Putting it all together
With so many different types of data coming from different sources, getting them all consolidated can be a real challenge. Names often don’t match between different data sets. Some may use abbreviations, alternate names or simply IDs; some maybe have their names parsed differently or organized differently. All of this adds to the difficulty of successfully and accurately geocoding a place or address to a set of lat/long coordinates.
Traditional geocoding systems may use a Geographic Information System (GIS) data first approach while others may choose to go with a full-text search approach. Different approaches all have their own set of strengths and weaknesses. Some weaknesses, when acknowledged, can be managed and minimized to a degree but not always. Which is why it is sometimes safer for a geocoding system to not return a result instead of potentially returning a highly inaccurate one. We’ve all heard stories of people blindly following their GPS directions and driving into a lake or forest or worse.

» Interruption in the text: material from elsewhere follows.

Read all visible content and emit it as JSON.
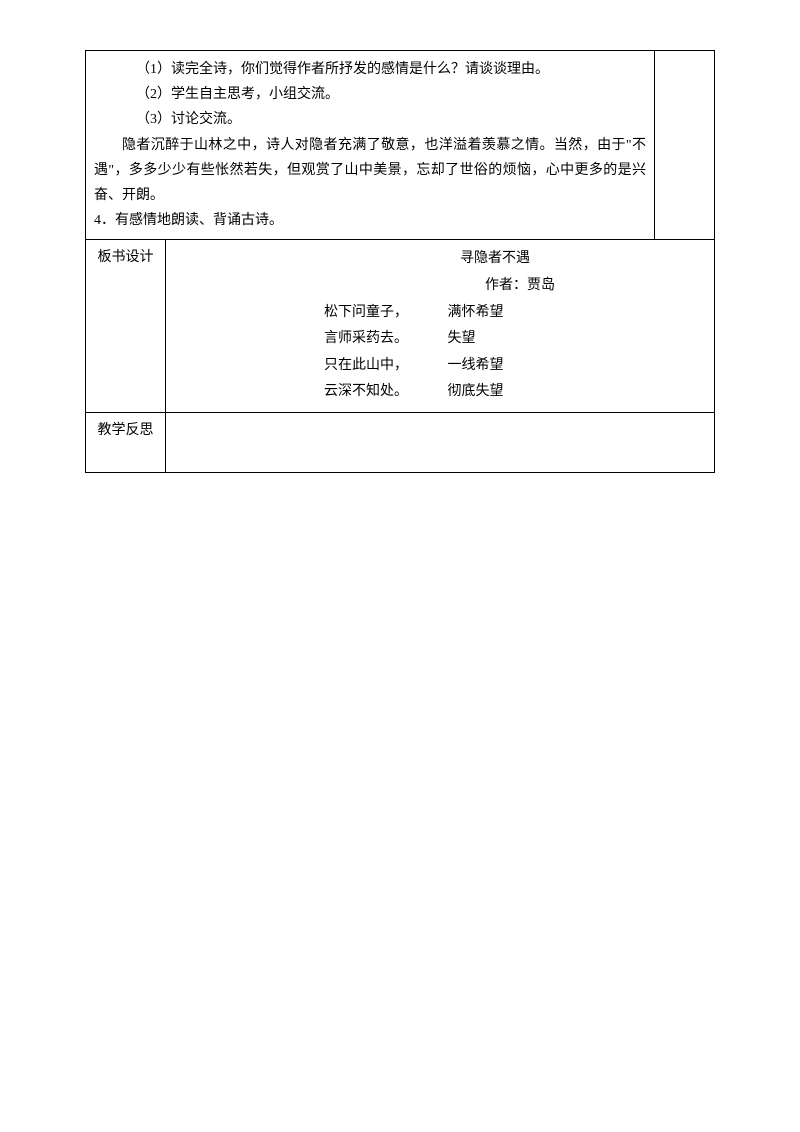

In order to get the best out of a geocoding system, it is important to know what level of data you are starting off with and what level of data you can get from it. Low-quality address data will often lead to low-quality results with coordinates of lower resolution such as locality or admin area. Geocoding services can work quite well when paired with an address validation service, but it is not uncommon for mailing addresses to differ from physical addresses. This can sometimes lead to a match not being found or worse yet an inaccurate match. For some users, it may be preferable to return a lower resolution level coordinate match than a higher one if the higher one is inaccurate. So be sure to thoroughly test a geocoder service and choose one that not only fits your needs but is flexible to meet your future needs.